Ostoja Milutinovic recalled that unknown persons from Kozarac opened fire at a truck, which transported soldiers, and that several soldiers were killed on that occasion.
 
“The Prijedor Radio then broadcast a call to all Bosniaks in the region to hand over their weapons in order to calm the situation down. However, it did not happen, so the bombing of Trnopolje and Kozarac began,” Milutinovic said.
 
Brothers Zlatan and Izet Muranovic said that they knew Beric and that he was a good guy, who had never caused any trouble. They said that, while they were held in detention camps in the Prijedor surroundings, nobody had any bad words about him.
 
Attorney Milan Romanic read a statement, which Mirzet Karalic, who now lives in Germany and has not been able to appear in court to testify, gave to Prijedor police earlier.
 
Recalling the day, when Suad Sivac was taken away, the witness said that he saw a group of soldiers, among whom he recognised Goran Nisevic.
 
“I was about 200 metres away from them. Two guys on bicycles came by accidentally. They stopped them. When I saw that, I went back home. Later on I found out that they took Suad away,” the statement indicates.
 
A statement, which Jusuf Karalic gave to police before, was read at the hearing today as well.

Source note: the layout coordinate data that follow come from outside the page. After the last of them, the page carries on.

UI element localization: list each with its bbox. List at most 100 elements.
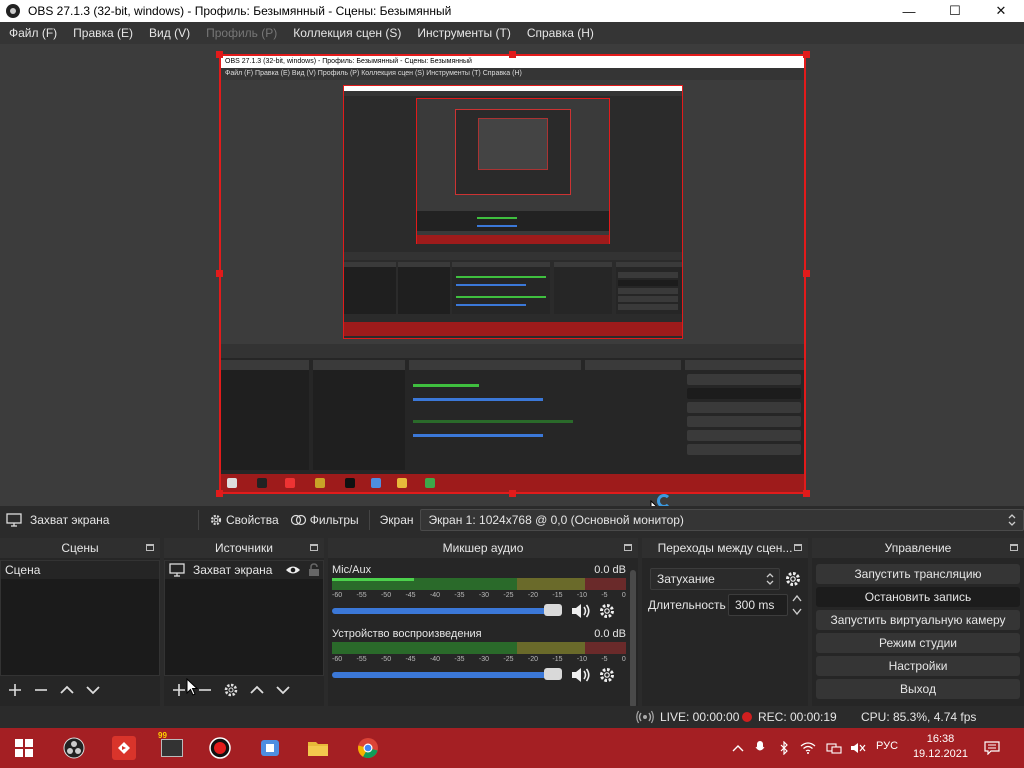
source-properties-button[interactable]: [220, 679, 242, 701]
scene-item[interactable]: Сцена: [1, 561, 159, 579]
minimize-button[interactable]: —: [886, 0, 932, 22]
microphone-icon[interactable]: [752, 740, 768, 756]
channel-name: Устройство воспроизведения: [332, 628, 482, 640]
wifi-icon[interactable]: [800, 740, 816, 756]
chevron-down-icon: [86, 686, 100, 695]
speaker-icon[interactable]: [570, 666, 592, 684]
chrome-icon[interactable]: [356, 736, 380, 760]
volume-muted-icon[interactable]: [850, 740, 866, 756]
undock-icon[interactable]: [624, 544, 632, 551]
rec-time: REC: 00:00:19: [758, 710, 837, 724]
transition-select[interactable]: Затухание: [650, 568, 780, 590]
meter-tick-label: -10: [576, 656, 587, 663]
menu-view[interactable]: Вид (V): [144, 26, 195, 40]
resize-handle-b[interactable]: [509, 490, 516, 497]
file-explorer-icon[interactable]: [306, 736, 330, 760]
gear-icon[interactable]: [598, 666, 616, 684]
preview-canvas[interactable]: OBS 27.1.3 (32-bit, windows) - Профиль: …: [219, 54, 806, 494]
source-item[interactable]: Захват экрана: [165, 561, 323, 579]
menu-profile[interactable]: Профиль (P): [201, 26, 282, 40]
status-bar: LIVE: 00:00:00 REC: 00:00:19 CPU: 85.3%,…: [0, 706, 1024, 728]
remove-scene-button[interactable]: [30, 679, 52, 701]
menu-help[interactable]: Справка (H): [522, 26, 599, 40]
maximize-button[interactable]: ☐: [932, 0, 978, 22]
resize-handle-tl[interactable]: [216, 51, 223, 58]
stop-recording-button[interactable]: Остановить запись: [816, 587, 1020, 607]
meter-tick-label: -5: [601, 592, 608, 599]
menu-tools[interactable]: Инструменты (T): [412, 26, 515, 40]
mixer-scrollbar[interactable]: [630, 570, 636, 708]
exit-button[interactable]: Выход: [816, 679, 1020, 699]
menu-scene-collection[interactable]: Коллекция сцен (S): [288, 26, 406, 40]
resize-handle-bl[interactable]: [216, 490, 223, 497]
controls-dock-title: Управление: [884, 541, 952, 555]
meter-tick-label: -15: [552, 656, 563, 663]
undock-icon[interactable]: [310, 544, 318, 551]
windows-start-icon[interactable]: [12, 736, 36, 760]
properties-button[interactable]: Свойства: [203, 513, 285, 527]
eye-icon[interactable]: [285, 565, 301, 575]
media-app-icon[interactable]: [258, 736, 282, 760]
volume-fader-handle[interactable]: [544, 668, 562, 680]
studio-mode-button[interactable]: Режим студии: [816, 633, 1020, 653]
notifications-icon[interactable]: [984, 740, 1000, 756]
app-red-icon[interactable]: [112, 736, 136, 760]
move-scene-up-button[interactable]: [56, 679, 78, 701]
add-scene-button[interactable]: [4, 679, 26, 701]
meter-tick-label: -10: [576, 592, 587, 599]
settings-button[interactable]: Настройки: [816, 656, 1020, 676]
filters-label: Фильтры: [309, 513, 359, 527]
volume-fader-handle[interactable]: [544, 604, 562, 616]
meter-tick-label: -50: [380, 656, 392, 663]
record-app-icon[interactable]: [208, 736, 232, 760]
resize-handle-tr[interactable]: [803, 51, 810, 58]
window-titlebar: OBS 27.1.3 (32-bit, windows) - Профиль: …: [0, 0, 1024, 22]
volume-fader-track[interactable]: [332, 672, 552, 678]
preview-area[interactable]: OBS 27.1.3 (32-bit, windows) - Профиль: …: [0, 44, 1024, 518]
bluetooth-icon[interactable]: [776, 740, 792, 756]
start-streaming-button[interactable]: Запустить трансляцию: [816, 564, 1020, 584]
resize-handle-t[interactable]: [509, 51, 516, 58]
move-source-down-button[interactable]: [272, 679, 294, 701]
chevron-up-icon: [250, 685, 264, 694]
meter-tick-label: -60: [332, 592, 343, 599]
undock-icon[interactable]: [794, 544, 802, 551]
tray-expand-icon[interactable]: [730, 740, 746, 756]
move-scene-down-button[interactable]: [82, 679, 104, 701]
undock-icon[interactable]: [146, 544, 154, 551]
chevron-up-icon[interactable]: [791, 594, 803, 603]
gear-icon[interactable]: [784, 570, 802, 588]
filters-button[interactable]: Фильтры: [285, 513, 365, 527]
gear-icon[interactable]: [598, 602, 616, 620]
start-virtual-camera-button[interactable]: Запустить виртуальную камеру: [816, 610, 1020, 630]
rec-status: REC: 00:00:19: [742, 710, 837, 724]
terminal-app-icon[interactable]: 99: [158, 731, 184, 760]
meter-tick-label: -50: [380, 592, 392, 599]
close-button[interactable]: ✕: [978, 0, 1024, 22]
volume-fader-track[interactable]: [332, 608, 552, 614]
meter-tick-label: -15: [552, 592, 563, 599]
plus-icon: [173, 684, 185, 696]
speaker-icon[interactable]: [570, 602, 592, 620]
obs-taskbar-icon[interactable]: [62, 736, 86, 760]
chevron-down-icon[interactable]: [791, 607, 803, 616]
menu-edit[interactable]: Правка (E): [68, 26, 138, 40]
chevron-up-icon: [60, 685, 74, 694]
scenes-dock-header: Сцены: [0, 538, 160, 558]
screen-select[interactable]: Экран 1: 1024x768 @ 0,0 (Основной монито…: [419, 509, 1024, 531]
taskbar-clock[interactable]: 16:38 19.12.2021: [913, 732, 968, 762]
resize-handle-l[interactable]: [216, 270, 223, 277]
undock-icon[interactable]: [1010, 544, 1018, 551]
network-icon[interactable]: [826, 740, 842, 756]
scenes-toolbar: [0, 678, 160, 702]
menu-file[interactable]: Файл (F): [4, 26, 62, 40]
live-status: LIVE: 00:00:00: [636, 710, 739, 724]
resize-handle-br[interactable]: [803, 490, 810, 497]
input-language[interactable]: РУС: [876, 740, 898, 752]
scenes-list: Сцена: [0, 560, 160, 676]
meter-tick-label: 0: [621, 656, 626, 663]
resize-handle-r[interactable]: [803, 270, 810, 277]
move-source-up-button[interactable]: [246, 679, 268, 701]
duration-field[interactable]: 300 ms: [728, 594, 788, 616]
unlock-icon[interactable]: [308, 563, 320, 577]
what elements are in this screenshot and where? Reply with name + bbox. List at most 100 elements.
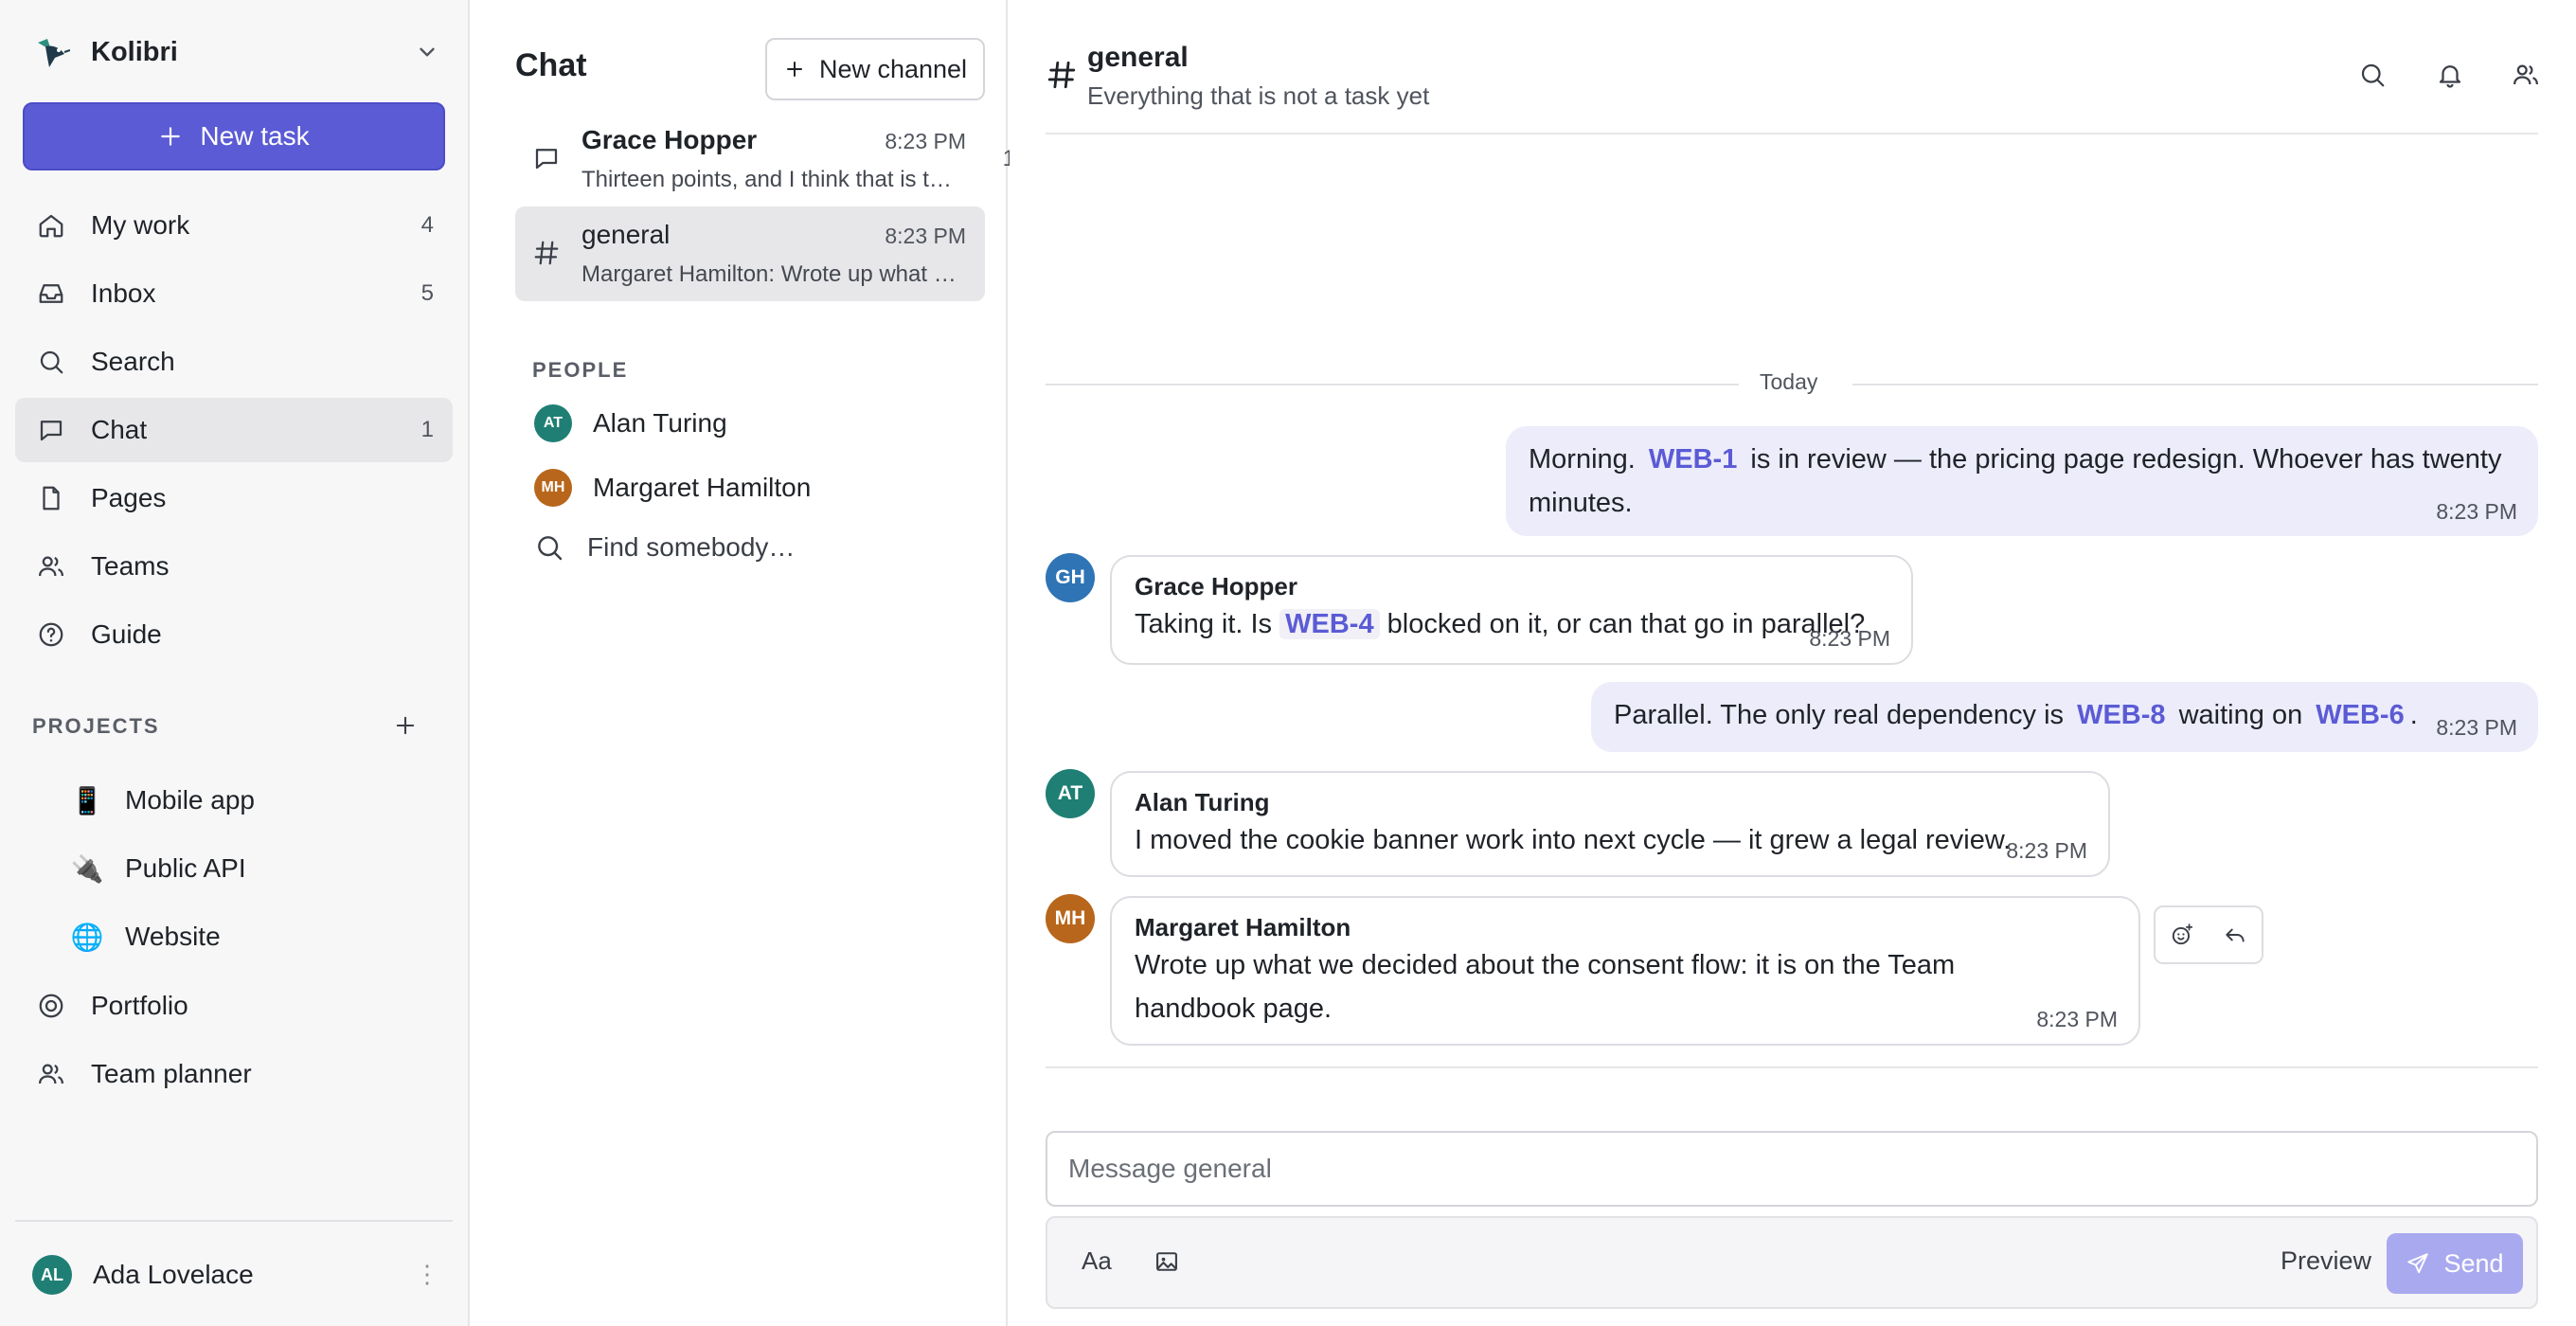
find-person-button[interactable]: Find somebody… — [534, 532, 795, 563]
message-text: Taking it. Is — [1135, 609, 1273, 639]
project-label: Public API — [125, 853, 246, 883]
nav-item-guide[interactable]: Guide — [15, 602, 453, 667]
nav-item-inbox[interactable]: Inbox 5 — [15, 261, 453, 326]
nav-item-pages[interactable]: Pages — [15, 466, 453, 530]
image-icon[interactable] — [1154, 1248, 1180, 1275]
message-text: Parallel. The only real dependency is — [1614, 700, 2065, 730]
plus-icon — [161, 127, 181, 146]
more-options-icon[interactable]: ⋮ — [415, 1260, 439, 1289]
message-text: waiting on — [2178, 700, 2303, 730]
nav-item-teams[interactable]: Teams — [15, 534, 453, 599]
message-own[interactable]: Parallel. The only real dependency is WE… — [1591, 682, 2538, 752]
conversation-grace-hopper[interactable]: Grace Hopper 8:23 PM Thirteen points, an… — [515, 112, 1015, 206]
avatar: AL — [32, 1255, 72, 1295]
channel-panel: general Everything that is not a task ye… — [1010, 0, 2576, 1326]
issue-link[interactable]: WEB-1 — [1643, 444, 1743, 475]
target-icon — [36, 991, 66, 1021]
avatar[interactable]: GH — [1046, 553, 1095, 602]
teams-icon — [36, 551, 66, 582]
message-text: Morning. — [1529, 444, 1636, 475]
nav-label: Teams — [91, 551, 170, 581]
search-icon[interactable] — [2358, 61, 2387, 89]
nav-label: Pages — [91, 483, 167, 512]
person-margaret-hamilton[interactable]: MH Margaret Hamilton — [534, 464, 811, 511]
message-time: 8:23 PM — [1809, 626, 1890, 651]
nav-item-portfolio[interactable]: Portfolio — [15, 974, 453, 1038]
issue-link[interactable]: WEB-4 — [1279, 609, 1380, 639]
user-menu[interactable]: AL Ada Lovelace ⋮ — [32, 1252, 439, 1298]
nav-count: 5 — [420, 280, 434, 306]
issue-link[interactable]: WEB-8 — [2071, 700, 2171, 730]
person-name: Margaret Hamilton — [593, 473, 812, 502]
reply-icon[interactable] — [2223, 923, 2247, 947]
globe-icon: 🌐 — [70, 922, 104, 952]
conversation-name: Grace Hopper — [581, 125, 758, 154]
bell-icon[interactable] — [2436, 61, 2464, 89]
avatar[interactable]: MH — [1046, 894, 1095, 943]
conversation-preview: Margaret Hamilton: Wrote up what we deci… — [581, 261, 960, 287]
message-text: I moved the cookie banner work into next… — [1135, 825, 2012, 855]
new-channel-label: New channel — [818, 54, 968, 83]
nav-count: 1 — [420, 417, 434, 442]
avatar: AT — [534, 404, 572, 442]
conversation-time: 8:23 PM — [885, 224, 966, 248]
nav-label: My work — [91, 210, 190, 240]
conversation-preview: Thirteen points, and I think that is the… — [581, 167, 960, 192]
message-own[interactable]: Morning. WEB-1 is in review — the pricin… — [1506, 426, 2538, 536]
message-grace-hopper[interactable]: Grace Hopper Taking it. Is WEB-4 blocked… — [1110, 555, 1913, 665]
preview-button[interactable]: Preview — [2281, 1246, 2371, 1276]
members-icon[interactable] — [2512, 61, 2540, 89]
nav-label: Guide — [91, 619, 162, 649]
day-separator-label: Today — [1748, 369, 1830, 395]
project-item-website[interactable]: 🌐 Website — [57, 907, 453, 966]
page-icon — [36, 483, 66, 513]
message-alan-turing[interactable]: Alan Turing I moved the cookie banner wo… — [1110, 771, 2110, 877]
workspace-switcher[interactable]: Kolibri — [32, 30, 439, 74]
sidebar: Kolibri New task My work 4 Inbox 5 Searc… — [0, 0, 470, 1326]
avatar: MH — [534, 469, 572, 507]
nav-label: Portfolio — [91, 991, 188, 1020]
composer-toolbar: Aa Preview Send — [1046, 1216, 2538, 1309]
send-icon — [2407, 1253, 2429, 1274]
nav-item-search[interactable]: Search — [15, 330, 453, 394]
message-time: 8:23 PM — [2436, 499, 2517, 524]
conversation-general[interactable]: general 8:23 PM Margaret Hamilton: Wrote… — [515, 206, 985, 301]
add-reaction-icon[interactable] — [2170, 923, 2194, 947]
project-item-mobile-app[interactable]: 📱 Mobile app — [57, 771, 453, 830]
people-heading: PEOPLE — [532, 358, 629, 382]
new-channel-button[interactable]: New channel — [765, 38, 985, 100]
plug-icon: 🔌 — [70, 853, 104, 884]
person-alan-turing[interactable]: AT Alan Turing — [534, 400, 727, 447]
separator-line — [1046, 384, 1739, 385]
format-text-button[interactable]: Aa — [1082, 1246, 1112, 1276]
header-divider — [1046, 133, 2538, 134]
nav-item-chat[interactable]: Chat 1 — [15, 398, 453, 462]
add-project-icon[interactable] — [392, 712, 419, 739]
chat-list-panel: Chat New channel Grace Hopper 8:23 PM Th… — [472, 0, 1015, 1326]
channel-name: general — [1087, 42, 1189, 73]
nav-count: 4 — [420, 212, 434, 238]
separator-line — [1852, 384, 2538, 385]
new-task-button[interactable]: New task — [23, 102, 445, 170]
message-input[interactable] — [1046, 1131, 2538, 1207]
chat-icon — [36, 415, 66, 445]
avatar[interactable]: AT — [1046, 769, 1095, 818]
project-item-public-api[interactable]: 🔌 Public API — [57, 839, 453, 898]
nav-item-team-planner[interactable]: Team planner — [15, 1042, 453, 1106]
message-margaret-hamilton[interactable]: Margaret Hamilton Wrote up what we decid… — [1110, 896, 2140, 1046]
message-actions — [2154, 905, 2263, 964]
inbox-icon — [36, 278, 66, 309]
message-author: Grace Hopper — [1135, 572, 1297, 600]
conversation-name: general — [581, 220, 671, 249]
day-separator: Today — [1046, 369, 2538, 398]
hash-icon — [1047, 61, 1076, 89]
send-label: Send — [2443, 1248, 2504, 1278]
new-task-label: New task — [200, 121, 310, 151]
issue-link[interactable]: WEB-6 — [2310, 700, 2409, 730]
person-name: Alan Turing — [593, 408, 727, 438]
messages-divider — [1046, 1066, 2538, 1068]
search-icon — [538, 536, 563, 561]
nav-label: Chat — [91, 415, 148, 444]
send-button[interactable]: Send — [2387, 1233, 2523, 1294]
nav-item-my-work[interactable]: My work 4 — [15, 193, 453, 258]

Karalic said that he heard that Beric and other soldiers took Suad Sivac away.
 
“One day he came in front of my house together with several soldiers by blue truck and told my family and me to get on, as they had to drive us to a detention camp,” Karalic said, adding that, when he got out of the detention camp, he saw that his house was pillaged. He said that his neighbours told him that Nisevic did that.